My O-level geography is pretty good, but I’m starting to think Belgium is actually in the Nordics – such is the quality and depth of Scandi-style thrillers coming out of the country these days. ‘Tabula Rasa’, ‘Professor T’, ‘Hotel Beau Sejour’, ‘Unit 42’ – the list goes on and on. But ‘The Twelve’ (De Twaalf) might just be the pick of them all.
If you want to avoid all spoilers, stop reading this article now.
It’s a simple enough idea – the dozen in question are jurors on a high-profile murder case. A particularly unpleasant one involving a mother accused of recently killing her young daughter, and her best friend all the way back on New Year’s Day 2000.
Each episode is shot through the eyes of a different character (jurors, police officials, relatives of the victims), offering up a fresh perspective on the case – and delving into the psyche and personalities of each of them. It’s not an entirely original concept perhaps – we’ve seen similar courtroom dramas before. But this one is beautifully acted and superbly written. I like that each episode allows the viewer and opportunity to really get to know each character; their flaws, their weaknesses and their prejudices. Each has their own personality. Everyone is an individual.
The opening episode focuses on Delphine Spijkers (Maaike Neuville). We meet Delphine as she turns up late at the court in Ghent making a hasty change of clothing into a short denim skirt and leather jacket, with her hair freshly tousled – a full-on rock chick look. She joins a room of potential jurors and waits as the judge – literally – draws the twelve jurors’ names out of a hat. When she reaches the twelfth, Delphine breathes a sigh of relief at having avoided doing her civic duty. But then the judge announces that two further alternate names need to be drawn, in case of illness. Sure enough, Delphine’s name is drawn. She argues with the judge that she can’t do jury service, but the judge is having none of it – and with that Delphine joins her fellow jurors.
Later in the opening episode we realise Delphine’s motives. She is in an abusive relationship, and it’s her husband who suggested the change of clothing (assuming – wrongly – that the lawyers would consider her unsuitable as a juror). Delphine lies to him and says she wasn’t selected; but when he spots her on the TV coverage of the trial, he realises her subterfuge. Despite Delphine doing nothing wrong, he doesn’t see it that way and enforces his own punishment.

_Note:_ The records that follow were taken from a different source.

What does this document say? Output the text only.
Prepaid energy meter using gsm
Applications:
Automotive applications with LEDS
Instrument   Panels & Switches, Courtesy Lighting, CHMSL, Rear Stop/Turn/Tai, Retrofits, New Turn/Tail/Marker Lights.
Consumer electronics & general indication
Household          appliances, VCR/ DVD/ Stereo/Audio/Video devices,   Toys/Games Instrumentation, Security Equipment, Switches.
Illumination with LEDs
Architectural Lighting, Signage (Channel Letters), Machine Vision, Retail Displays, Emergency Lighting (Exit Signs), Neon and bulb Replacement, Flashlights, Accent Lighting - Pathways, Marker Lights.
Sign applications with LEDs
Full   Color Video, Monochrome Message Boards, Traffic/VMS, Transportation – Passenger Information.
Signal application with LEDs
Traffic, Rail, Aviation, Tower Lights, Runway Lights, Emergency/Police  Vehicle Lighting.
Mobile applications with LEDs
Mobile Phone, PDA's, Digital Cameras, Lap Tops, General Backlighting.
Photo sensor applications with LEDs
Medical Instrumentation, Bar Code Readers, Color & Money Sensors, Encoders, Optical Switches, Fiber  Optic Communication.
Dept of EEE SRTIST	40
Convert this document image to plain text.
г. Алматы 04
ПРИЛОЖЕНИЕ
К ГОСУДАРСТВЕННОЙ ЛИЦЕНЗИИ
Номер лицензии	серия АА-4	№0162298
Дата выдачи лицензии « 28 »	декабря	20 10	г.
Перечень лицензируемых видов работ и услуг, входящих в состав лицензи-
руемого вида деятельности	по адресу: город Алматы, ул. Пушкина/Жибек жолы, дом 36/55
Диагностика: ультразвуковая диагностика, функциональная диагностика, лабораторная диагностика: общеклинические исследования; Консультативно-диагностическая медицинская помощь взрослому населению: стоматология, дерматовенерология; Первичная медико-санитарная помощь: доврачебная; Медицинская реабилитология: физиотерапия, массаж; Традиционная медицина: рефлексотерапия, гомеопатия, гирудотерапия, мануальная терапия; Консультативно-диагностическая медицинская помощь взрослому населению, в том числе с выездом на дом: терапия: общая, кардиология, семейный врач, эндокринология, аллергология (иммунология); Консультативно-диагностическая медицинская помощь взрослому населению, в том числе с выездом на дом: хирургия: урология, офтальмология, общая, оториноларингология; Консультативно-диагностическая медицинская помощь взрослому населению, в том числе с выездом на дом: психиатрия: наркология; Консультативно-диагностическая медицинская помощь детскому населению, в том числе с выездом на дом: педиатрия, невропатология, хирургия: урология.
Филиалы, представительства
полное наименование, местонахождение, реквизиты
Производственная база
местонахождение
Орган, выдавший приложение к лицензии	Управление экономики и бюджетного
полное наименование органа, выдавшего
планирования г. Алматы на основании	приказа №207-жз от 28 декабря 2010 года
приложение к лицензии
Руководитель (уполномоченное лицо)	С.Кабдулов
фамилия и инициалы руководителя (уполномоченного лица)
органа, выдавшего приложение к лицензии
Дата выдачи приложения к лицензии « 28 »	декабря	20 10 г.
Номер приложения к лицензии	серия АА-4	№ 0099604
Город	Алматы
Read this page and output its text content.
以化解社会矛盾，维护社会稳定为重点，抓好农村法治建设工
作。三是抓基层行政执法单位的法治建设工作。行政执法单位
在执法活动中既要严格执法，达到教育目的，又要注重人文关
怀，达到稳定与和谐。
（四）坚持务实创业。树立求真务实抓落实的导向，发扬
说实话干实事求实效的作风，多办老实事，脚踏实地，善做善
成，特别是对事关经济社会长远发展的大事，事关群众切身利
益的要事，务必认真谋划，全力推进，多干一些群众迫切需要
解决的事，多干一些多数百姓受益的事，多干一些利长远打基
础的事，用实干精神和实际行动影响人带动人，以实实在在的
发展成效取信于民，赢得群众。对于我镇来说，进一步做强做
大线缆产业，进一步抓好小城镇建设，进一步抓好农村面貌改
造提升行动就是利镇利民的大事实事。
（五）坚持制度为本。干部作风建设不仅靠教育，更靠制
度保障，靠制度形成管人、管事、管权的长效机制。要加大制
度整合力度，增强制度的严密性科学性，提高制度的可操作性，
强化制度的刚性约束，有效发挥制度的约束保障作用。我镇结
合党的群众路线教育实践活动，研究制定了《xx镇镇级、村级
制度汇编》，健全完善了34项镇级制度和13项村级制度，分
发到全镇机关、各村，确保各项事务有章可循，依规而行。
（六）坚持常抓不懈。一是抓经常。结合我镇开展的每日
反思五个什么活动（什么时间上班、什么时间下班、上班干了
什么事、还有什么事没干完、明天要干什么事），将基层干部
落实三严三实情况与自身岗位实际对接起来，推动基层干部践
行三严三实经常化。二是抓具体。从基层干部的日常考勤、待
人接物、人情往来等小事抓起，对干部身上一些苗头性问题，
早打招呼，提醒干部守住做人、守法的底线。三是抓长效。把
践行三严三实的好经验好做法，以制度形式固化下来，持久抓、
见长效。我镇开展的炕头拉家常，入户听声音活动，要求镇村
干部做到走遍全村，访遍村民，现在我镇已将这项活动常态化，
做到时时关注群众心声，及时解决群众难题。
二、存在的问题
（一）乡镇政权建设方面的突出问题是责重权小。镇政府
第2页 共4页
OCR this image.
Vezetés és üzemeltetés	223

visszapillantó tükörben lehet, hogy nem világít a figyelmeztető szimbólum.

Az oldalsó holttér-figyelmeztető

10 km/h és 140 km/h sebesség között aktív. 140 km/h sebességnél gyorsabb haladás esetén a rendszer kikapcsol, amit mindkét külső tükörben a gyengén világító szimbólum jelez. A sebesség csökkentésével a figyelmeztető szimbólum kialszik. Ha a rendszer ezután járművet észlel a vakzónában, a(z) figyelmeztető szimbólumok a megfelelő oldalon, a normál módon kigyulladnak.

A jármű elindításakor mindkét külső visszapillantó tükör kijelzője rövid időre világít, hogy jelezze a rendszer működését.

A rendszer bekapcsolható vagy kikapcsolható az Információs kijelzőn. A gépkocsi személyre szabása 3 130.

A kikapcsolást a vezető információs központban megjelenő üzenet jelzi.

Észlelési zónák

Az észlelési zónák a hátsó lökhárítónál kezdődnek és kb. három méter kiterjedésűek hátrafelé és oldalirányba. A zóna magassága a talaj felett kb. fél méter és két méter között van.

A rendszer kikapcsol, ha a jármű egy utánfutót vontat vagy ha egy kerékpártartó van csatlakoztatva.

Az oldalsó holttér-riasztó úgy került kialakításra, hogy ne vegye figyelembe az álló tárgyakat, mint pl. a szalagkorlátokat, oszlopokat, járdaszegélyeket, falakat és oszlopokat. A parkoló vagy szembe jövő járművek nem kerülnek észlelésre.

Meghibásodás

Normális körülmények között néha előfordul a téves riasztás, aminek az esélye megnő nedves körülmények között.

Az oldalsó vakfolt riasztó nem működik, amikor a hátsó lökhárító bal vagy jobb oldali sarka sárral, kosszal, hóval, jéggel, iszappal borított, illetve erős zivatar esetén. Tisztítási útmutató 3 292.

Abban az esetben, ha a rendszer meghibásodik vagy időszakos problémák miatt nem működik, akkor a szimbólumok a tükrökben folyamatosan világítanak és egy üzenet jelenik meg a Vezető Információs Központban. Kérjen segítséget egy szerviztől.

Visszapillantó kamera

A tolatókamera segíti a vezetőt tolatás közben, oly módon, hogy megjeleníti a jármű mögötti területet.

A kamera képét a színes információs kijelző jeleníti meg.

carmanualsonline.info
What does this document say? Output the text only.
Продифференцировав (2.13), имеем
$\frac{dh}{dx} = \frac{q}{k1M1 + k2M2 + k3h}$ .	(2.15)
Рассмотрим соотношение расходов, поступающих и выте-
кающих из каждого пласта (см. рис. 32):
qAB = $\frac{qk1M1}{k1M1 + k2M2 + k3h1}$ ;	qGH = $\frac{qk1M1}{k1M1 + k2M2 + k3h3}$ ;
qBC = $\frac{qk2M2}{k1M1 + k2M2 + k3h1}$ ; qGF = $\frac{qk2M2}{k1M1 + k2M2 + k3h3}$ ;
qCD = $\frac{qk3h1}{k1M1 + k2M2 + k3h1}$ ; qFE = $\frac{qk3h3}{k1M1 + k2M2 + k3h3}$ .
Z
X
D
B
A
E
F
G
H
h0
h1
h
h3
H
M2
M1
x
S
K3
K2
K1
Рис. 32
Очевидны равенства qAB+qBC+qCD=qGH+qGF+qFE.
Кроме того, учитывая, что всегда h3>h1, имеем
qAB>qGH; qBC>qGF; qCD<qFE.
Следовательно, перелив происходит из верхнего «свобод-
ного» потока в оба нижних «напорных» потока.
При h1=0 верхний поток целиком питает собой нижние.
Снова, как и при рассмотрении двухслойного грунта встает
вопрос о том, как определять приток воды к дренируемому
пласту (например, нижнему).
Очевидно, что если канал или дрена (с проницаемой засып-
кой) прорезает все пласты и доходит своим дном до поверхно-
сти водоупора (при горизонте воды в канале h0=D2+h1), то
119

The first episode sets the groundwork for future revelations. Accordingly, there are a lot of characters to become familiar with and it can seem like a lot to take in. But stick with it as it’s totally worth it. And let’s face it, you’re not going to the theatre or concert or restaurant any time soon – so why not binge on this?
Drama – Belgian or otherwise – doesn’t get any better than ‘The Twelve’.
Walter Presents: ‘The Twelve’ is available as a boxset on All 4 now.